The first is safety. Our COO, Richard Zimmerman is leading our team to reassess all of our safety and ride reliability practices. We think we are great today; I am sure we will be even better tomorrow. Working with IAAPA and with open dialogue with other industry players, we hope to play some small role in challenging continuous improvement in this area.
The second is innovation. I would hope that we could serve as a catalyst for innovation across all aspects of our business, and that this innovation would serve to insure the vibrancy of the industry for a long time to come.
How important is if to you that each of the Cedar Fair parks retain their own names and identities?
One of our strengths is that we are less “corporate.” Unique park names and identities are important. We have great park loyalty in each of our markets and we need to respect the memories that have been created over decades.
Will we ever see Cedar Fair expand overseas?
What will be the bigger challenge in the years to come – growing attendance or per-cap spending?
They both are challenging, but both are achievable if you continue to deliver an experience the guests enjoy. I am grateful to say the industry has advanced to the point where we no longer chase attendance at all cost. Cheap attendance is a poor strategy – it really doesn’t help the bottom-line and it makes for a poorer experience for all.
Single out one new ride or attraction opening at one of your parks in 2014 and tell us why you are excited about it
Can’t pick just one. Wonder Mountain’s Guardian at Canada’s Wonderland will be the largest new attraction, the longest, interactive dark ride in the world. Then there’s Banshee, the longest inverted coaster in the world at Kings Island in Cincinnati.
The Cedar Fair empire
Cedar Fair traces its roots to Cedar Point, which opened in 1870 as a recreational area in Sandusky, Ohio.
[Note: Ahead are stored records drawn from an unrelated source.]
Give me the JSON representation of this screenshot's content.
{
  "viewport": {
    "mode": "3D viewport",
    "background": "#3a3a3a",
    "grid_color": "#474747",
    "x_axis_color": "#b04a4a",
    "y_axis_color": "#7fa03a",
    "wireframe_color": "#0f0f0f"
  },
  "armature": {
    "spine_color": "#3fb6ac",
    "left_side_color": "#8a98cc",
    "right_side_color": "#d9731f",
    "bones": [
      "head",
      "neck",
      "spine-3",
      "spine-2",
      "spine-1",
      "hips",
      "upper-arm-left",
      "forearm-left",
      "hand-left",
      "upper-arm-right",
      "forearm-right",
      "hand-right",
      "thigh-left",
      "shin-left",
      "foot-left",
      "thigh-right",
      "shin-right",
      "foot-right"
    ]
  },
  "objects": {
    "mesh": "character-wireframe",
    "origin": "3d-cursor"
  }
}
The park developed over the years, going through only a few management changes. In 1977 the Cedar Point Pleasure Company acquired Valleyfair in Shakopee, Minnesota. The name Cedar Fair then was derived from the names of both parks and the new company founded in 1983, listing on the New York Stock Exchange in 1987, where it trades as FUN.
“The roller coaster capital of the world,” Cedar Point remains the group’s flagship property, and where its headquarters are based. The company also owns and operates a further 11 parks in the USA and Canada, including three outdoor waterparks, one indoor waterpark, as well as five hotels. The portfolio includes Knott’s Berry Farm and Knott’s Soak City Orange County outside Los Angeles, California; King’s Island near Cincinnati, Ohio; Canada’s Wonderland outside Toronto; King’s Dominion near Richmond, Virginia; Carowinds in Charlotte, North Carolina; Great America in Clara, California; Dorney Park in Allentown, Pennsylvania; Worlds of Fun and Oceans of Fun in Kansas City, Missouri; Michigan’s Adventure near the city of Muskegon; Wildwater Kingdom near Cleveland, Ohio; plus the Soak City waterpark and Castaway Bay hotel waterpark resort adjacent to Cedar Point. Cedar Fair also manages Gilroy Gardens under contract with the city of Gilroy, California.